All this is the back story of my inspirational friend. We researched, found both good and not so good assistive devices, and she carried on. Her CCTV is a godsend, her computer monitor is a 45” television; Google home reads a recipe, and even waits in between instructions for her to ask for the next one. If a few of us are going out to dinner, we always let her know which restaurant ahead of time so she can go online and check the menu.

Adapting to vision loss

This woman cooks all her own meals; when asked how she knows when the chicken is done, her answer is simple. She times it and then presses on it with her finger. Her only concession to her loss of sight was to hire a housekeeper to come in once a week to clean what she had missed, and a gardener to find the weeds she hadn’t felt. She gardens by feel and scent. The only concession I’ve had to make so far is to not drive outside my own neighbourhood after dark, especially when it’s raining.

Trial and error

Some things she learned by trial and error.
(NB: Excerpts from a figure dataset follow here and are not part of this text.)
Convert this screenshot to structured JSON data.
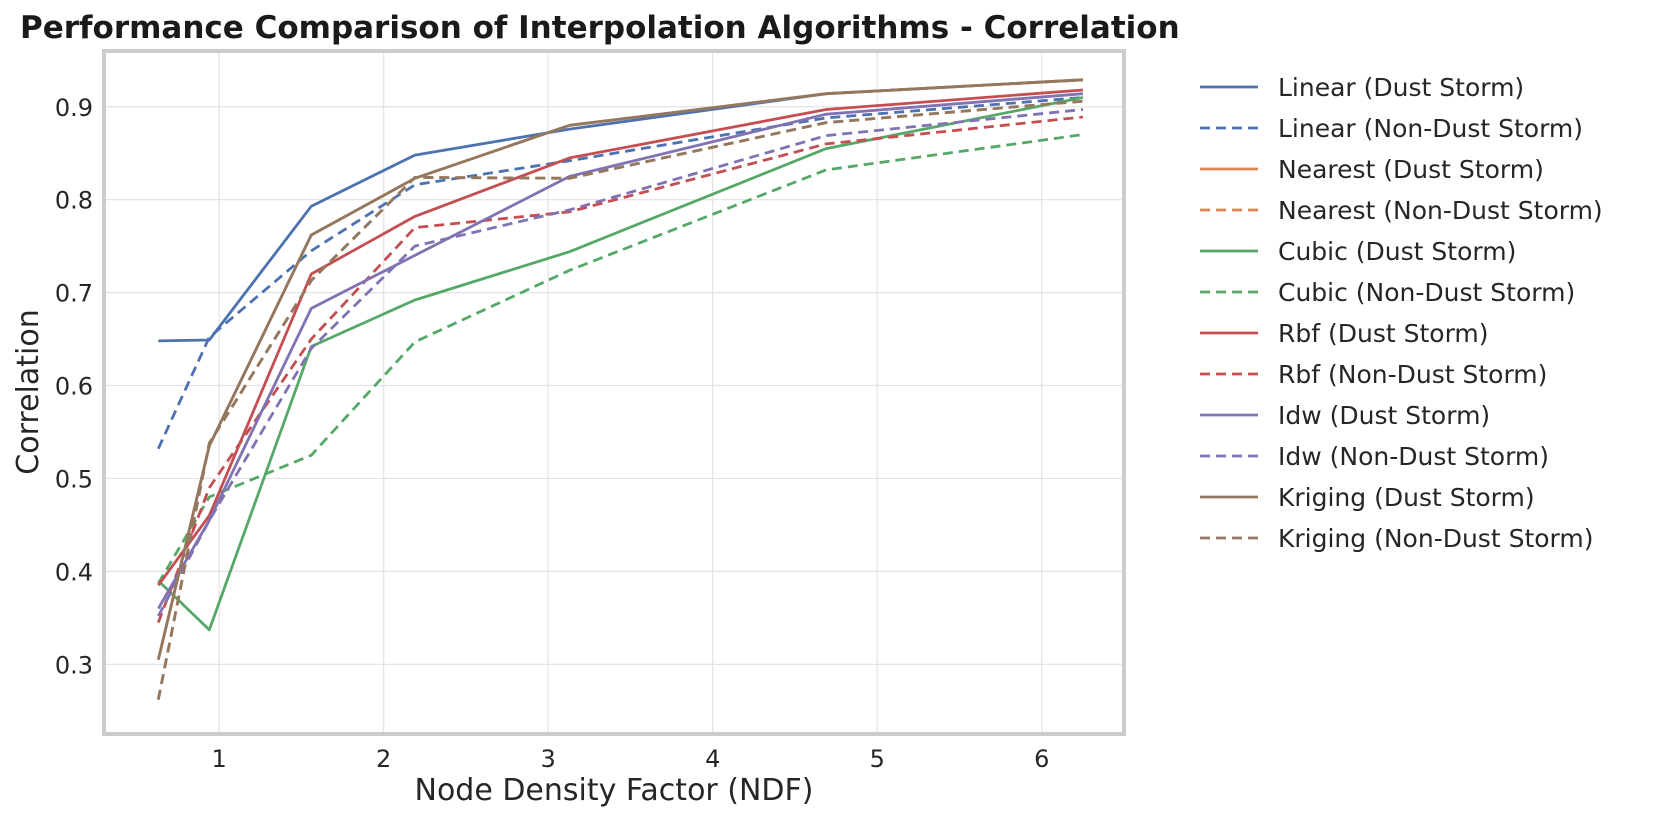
{
  "chart_data": {
    "type": "line",
    "title": "Performance Comparison of Interpolation Algorithms - Correlation",
    "xlabel": "Node Density Factor (NDF)",
    "ylabel": "Correlation",
    "xlim": [
      0.3,
      6.5
    ],
    "ylim": [
      0.225,
      0.96
    ],
    "xticks": [
      1,
      2,
      3,
      4,
      5,
      6
    ],
    "xtick_labels": [
      "1",
      "2",
      "3",
      "4",
      "5",
      "6"
    ],
    "yticks": [
      0.3,
      0.4,
      0.5,
      0.6,
      0.7,
      0.8,
      0.9
    ],
    "ytick_labels": [
      "0.3",
      "0.4",
      "0.5",
      "0.6",
      "0.7",
      "0.8",
      "0.9"
    ],
    "grid": true,
    "legend_position": "outside-right",
    "x": [
      0.63,
      0.94,
      1.56,
      2.19,
      3.13,
      4.69,
      6.25
    ],
    "series": [
      {
        "name": "Linear (Dust Storm)",
        "color": "#4c72b0",
        "dash": "solid",
        "values": [
          0.648,
          0.649,
          0.793,
          0.848,
          0.876,
          0.914,
          0.929
        ]
      },
      {
        "name": "Linear (Non-Dust Storm)",
        "color": "#4c72b0",
        "dash": "dashed",
        "values": [
          0.532,
          0.652,
          0.745,
          0.816,
          0.842,
          0.888,
          0.91
        ]
      },
      {
        "name": "Nearest (Dust Storm)",
        "color": "#dd8452",
        "dash": "solid",
        "values": [
          0.305,
          0.535,
          0.762,
          0.823,
          0.88,
          0.914,
          0.929
        ]
      },
      {
        "name": "Nearest (Non-Dust Storm)",
        "color": "#dd8452",
        "dash": "dashed",
        "values": [
          0.262,
          0.538,
          0.713,
          0.824,
          0.823,
          0.883,
          0.906
        ]
      },
      {
        "name": "Cubic (Dust Storm)",
        "color": "#55a868",
        "dash": "solid",
        "values": [
          0.39,
          0.337,
          0.642,
          0.692,
          0.744,
          0.855,
          0.91
        ]
      },
      {
        "name": "Cubic (Non-Dust Storm)",
        "color": "#55a868",
        "dash": "dashed",
        "values": [
          0.387,
          0.48,
          0.525,
          0.647,
          0.724,
          0.832,
          0.87
        ]
      },
      {
        "name": "Rbf (Dust Storm)",
        "color": "#c44e52",
        "dash": "solid",
        "values": [
          0.385,
          0.46,
          0.72,
          0.782,
          0.845,
          0.897,
          0.918
        ]
      },
      {
        "name": "Rbf (Non-Dust Storm)",
        "color": "#c44e52",
        "dash": "dashed",
        "values": [
          0.345,
          0.49,
          0.65,
          0.77,
          0.787,
          0.86,
          0.889
        ]
      },
      {
        "name": "Idw (Dust Storm)",
        "color": "#8172b3",
        "dash": "solid",
        "values": [
          0.36,
          0.455,
          0.683,
          0.74,
          0.825,
          0.892,
          0.914
        ]
      },
      {
        "name": "Idw (Non-Dust Storm)",
        "color": "#8172b3",
        "dash": "dashed",
        "values": [
          0.352,
          0.455,
          0.64,
          0.75,
          0.789,
          0.869,
          0.897
        ]
      },
      {
        "name": "Kriging (Dust Storm)",
        "color": "#937860",
        "dash": "solid",
        "values": [
          0.305,
          0.535,
          0.762,
          0.823,
          0.88,
          0.914,
          0.929
        ]
      },
      {
        "name": "Kriging (Non-Dust Storm)",
        "color": "#937860",
        "dash": "dashed",
        "values": [
          0.262,
          0.538,
          0.713,
          0.824,
          0.823,
          0.883,
          0.906
        ]
      }
    ]
  }
}
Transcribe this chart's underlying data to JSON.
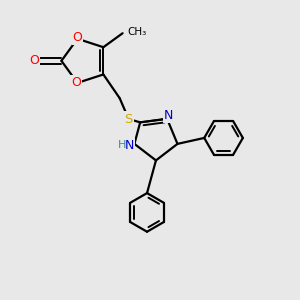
{
  "background_color": "#e8e8e8",
  "bond_color": "#000000",
  "oxygen_color": "#ff0000",
  "nitrogen_color": "#0000cc",
  "sulfur_color": "#ccaa00",
  "hydrogen_color": "#2f9090",
  "figsize": [
    3.0,
    3.0
  ],
  "dpi": 100,
  "xlim": [
    0,
    10
  ],
  "ylim": [
    0,
    10
  ]
}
Once she got a package of ground beef out of the freezer, but when she went to cook it she discovered it was frozen raspberries. That’s when she discovered different coloured packaging works well as she still has some contrast vision. Now, the dark package is meat and the white package is other. There are little stickers that can be recorded on and adhered to a can or package and also can be re-recorded. A talking watch, talking clock, talking scale, some talking books, a handheld reader are all part of her arsenal.

Transportation

CNIB has taxi saver coupons which she uses occasionally, although her main means of transportation is public transit. This while being almost totally blind. It works when she’s home before dusk; she knows there’s not enough light to see by after that but still she carries on.

So I know that if I do lose my central vision, I’ll be ok. I’ll still be able to enjoy life, and I hope if that does happen, I’ll be able to carry on just as well.

How have you adapted to vision loss? Have you had any "blind" fails? What have you had to change?